The pre-processed sequences were dereplicated using a custom counting script SELEXderep. The output of SELEXderep was used to determine every sequence’s reads per million total sequences (RPM) per round and to determine the ratio of unique to duplicate sequences of every round. Aptamers for further analysis were chosen based on RPM counts, enichment and structural properties of the aptamers, which were determined using RNAfold webserver v2.4.13 (https://rna.tbi.univie.ac.at/cgi-bin/RNAWebSuite/RNAfold.cgi)48. The custom script SELEXntcomposition was programmed to calculate the nucleotide composition of every round and for every position. Analysis was done using R 3.6.2 and Python 3.7. The following R libraries were used: dplyr49, ggplot250, Biostrings51, tidyr52. For Python, library Pandas53 was used.

Binding assays

All binding assays were performed in a total reaction volume of 100 µL of binding buffer. Prior to incubation, the aptamer was folded (by heating at 95 °C for 5 min and subsequent incubation at 21 °C for 30 min) and the cells were washed twice in binding buffer. For testing the binding affinity (KD determination), 107 E. faecalis cells were incubated with various concentrations of aptamer (final aptamer concentrations: 0, 1, 3, 10, 30, 100, and 300 nM) for 30 min at 21 °C while shaking at 550 rpm. After incubation, unbound aptamers were removed by centrifugation for 10 min at 13,000×g and washing the cell pellet three times with 1 mL fresh binding buffer (centrifugation steps in between). Cell pellets were subsequently resuspended in 50 µL nuclease-free water. For specificity testing, the aptamer was incubated with ten different Enterococcus spp. (107 cells each) and ten different non-Enterococcus spp. (107 cells each) at a final aptamer concentration of 100 nM. The amount of cell-bound aptamer was finally measured via qPCR. Three biological replicates were performed for each tested aptamer concentration and bacterial species, respectively. The KD (dissociation constant) was determined by a non-linear regression analysis using SigmaPlot v14.0 (Systat Software, Inc.)54.

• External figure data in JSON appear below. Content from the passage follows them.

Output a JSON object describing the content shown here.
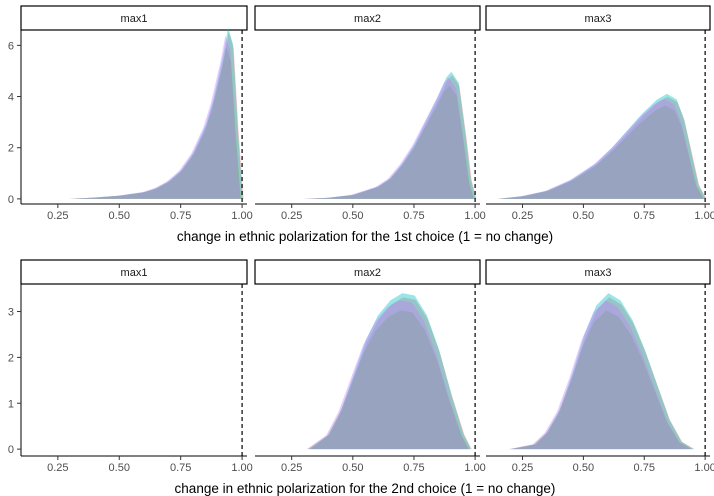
{
  "chart_data": [
    {
      "type": "area",
      "xlabel": "change in ethnic polarization for the 1st choice (1 = no change)",
      "ylabel": "",
      "xlim": [
        0.1,
        1.02
      ],
      "ylim": [
        -0.2,
        6.6
      ],
      "xticks": [
        0.25,
        0.5,
        0.75,
        1.0
      ],
      "xtick_labels": [
        "0.25",
        "0.50",
        "0.75",
        "1.00"
      ],
      "yticks": [
        0,
        2,
        4,
        6
      ],
      "ytick_labels": [
        "0",
        "2",
        "4",
        "6"
      ],
      "reference_line_x": 1.0,
      "grid": false,
      "legend": "none",
      "series_colors": [
        "#f8766d",
        "#7cae00",
        "#00bfc4",
        "#c77cff"
      ],
      "panels": [
        {
          "strip": "max1",
          "x": [
            0.3,
            0.4,
            0.5,
            0.6,
            0.65,
            0.7,
            0.75,
            0.8,
            0.85,
            0.88,
            0.9,
            0.92,
            0.94,
            0.96,
            0.98,
            1.0
          ],
          "y": [
            0.0,
            0.05,
            0.12,
            0.25,
            0.4,
            0.65,
            1.05,
            1.7,
            2.7,
            3.6,
            4.4,
            5.2,
            6.2,
            5.6,
            2.5,
            0.0
          ]
        },
        {
          "strip": "max2",
          "x": [
            0.3,
            0.4,
            0.5,
            0.6,
            0.65,
            0.7,
            0.75,
            0.8,
            0.85,
            0.88,
            0.9,
            0.93,
            0.96,
            0.98,
            1.0
          ],
          "y": [
            0.0,
            0.04,
            0.15,
            0.45,
            0.75,
            1.3,
            2.0,
            2.9,
            3.8,
            4.4,
            4.6,
            4.2,
            2.2,
            0.7,
            0.0
          ]
        },
        {
          "strip": "max3",
          "x": [
            0.15,
            0.25,
            0.35,
            0.45,
            0.55,
            0.62,
            0.68,
            0.74,
            0.8,
            0.84,
            0.88,
            0.91,
            0.94,
            0.97,
            1.0
          ],
          "y": [
            0.0,
            0.1,
            0.3,
            0.7,
            1.3,
            1.9,
            2.5,
            3.1,
            3.6,
            3.8,
            3.6,
            2.9,
            1.7,
            0.5,
            0.0
          ]
        }
      ]
    },
    {
      "type": "area",
      "xlabel": "change in ethnic polarization for the 2nd choice (1 = no change)",
      "ylabel": "",
      "xlim": [
        0.1,
        1.02
      ],
      "ylim": [
        -0.15,
        3.6
      ],
      "xticks": [
        0.25,
        0.5,
        0.75,
        1.0
      ],
      "xtick_labels": [
        "0.25",
        "0.50",
        "0.75",
        "1.00"
      ],
      "yticks": [
        0,
        1,
        2,
        3
      ],
      "ytick_labels": [
        "0",
        "1",
        "2",
        "3"
      ],
      "reference_line_x": 1.0,
      "grid": false,
      "legend": "none",
      "series_colors": [
        "#f8766d",
        "#7cae00",
        "#00bfc4",
        "#c77cff"
      ],
      "panels": [
        {
          "strip": "max1",
          "x": [],
          "y": []
        },
        {
          "strip": "max2",
          "x": [
            0.32,
            0.4,
            0.45,
            0.5,
            0.55,
            0.6,
            0.65,
            0.7,
            0.75,
            0.8,
            0.85,
            0.9,
            0.95,
            0.98
          ],
          "y": [
            0.0,
            0.3,
            0.8,
            1.5,
            2.2,
            2.7,
            3.0,
            3.15,
            3.1,
            2.7,
            2.0,
            1.1,
            0.3,
            0.0
          ]
        },
        {
          "strip": "max3",
          "x": [
            0.2,
            0.3,
            0.35,
            0.4,
            0.45,
            0.5,
            0.55,
            0.6,
            0.65,
            0.7,
            0.75,
            0.8,
            0.85,
            0.9,
            0.95
          ],
          "y": [
            0.0,
            0.1,
            0.35,
            0.8,
            1.5,
            2.3,
            2.9,
            3.15,
            3.0,
            2.6,
            2.0,
            1.3,
            0.6,
            0.15,
            0.0
          ]
        }
      ]
    }
  ]
}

Epifluorescence microscopy

For fluorescence microscopy studies, 107 bacterial cells were incubated with 100 nM of 5′-FAM-labelled aptamer (binding buffer for blank reactions) in 100 µL binding buffer for 30 min at 21 °C and 550 rpm shaking. After the binding reaction, the aptamer-cell complexes were washed with 1 mL binding buffer and resuspended in a final volume of 500 µL binding buffer and the suspension filtered onto a 0.2 µm black polycarbonate filter membrane (25 mm diameter; Merck Isopore, GTBP02500). For SYBR Gold staining the filters were placed in a petri dish on a drop (30 µL) of SYBR Gold (10,000 × concentrate in DMSO, diluted 400-fold in sterile deionized water) and kept in the dark for 15 min. After incubation, the filters were washed three times with a few drops of sterile 1 × PBS. All filters were dried in the dark at room temperature for approximately 30 min and then mounted onto a microscopic slide with one drop of anti-fading mounting solution (Citifluor). Another drop of mounting solution was directly placed on the filter before adding the cover slip. To remove excess liquid, the prepared slide was carefully pressed between two layers of absorbent paper. Slides were examined with immersion oil using a Nikon Eclipse Ni microscope at 1000 × magnification (Ex ~ 470, Em ~ 515) equipped with a Nikon DS-Qi2 camera.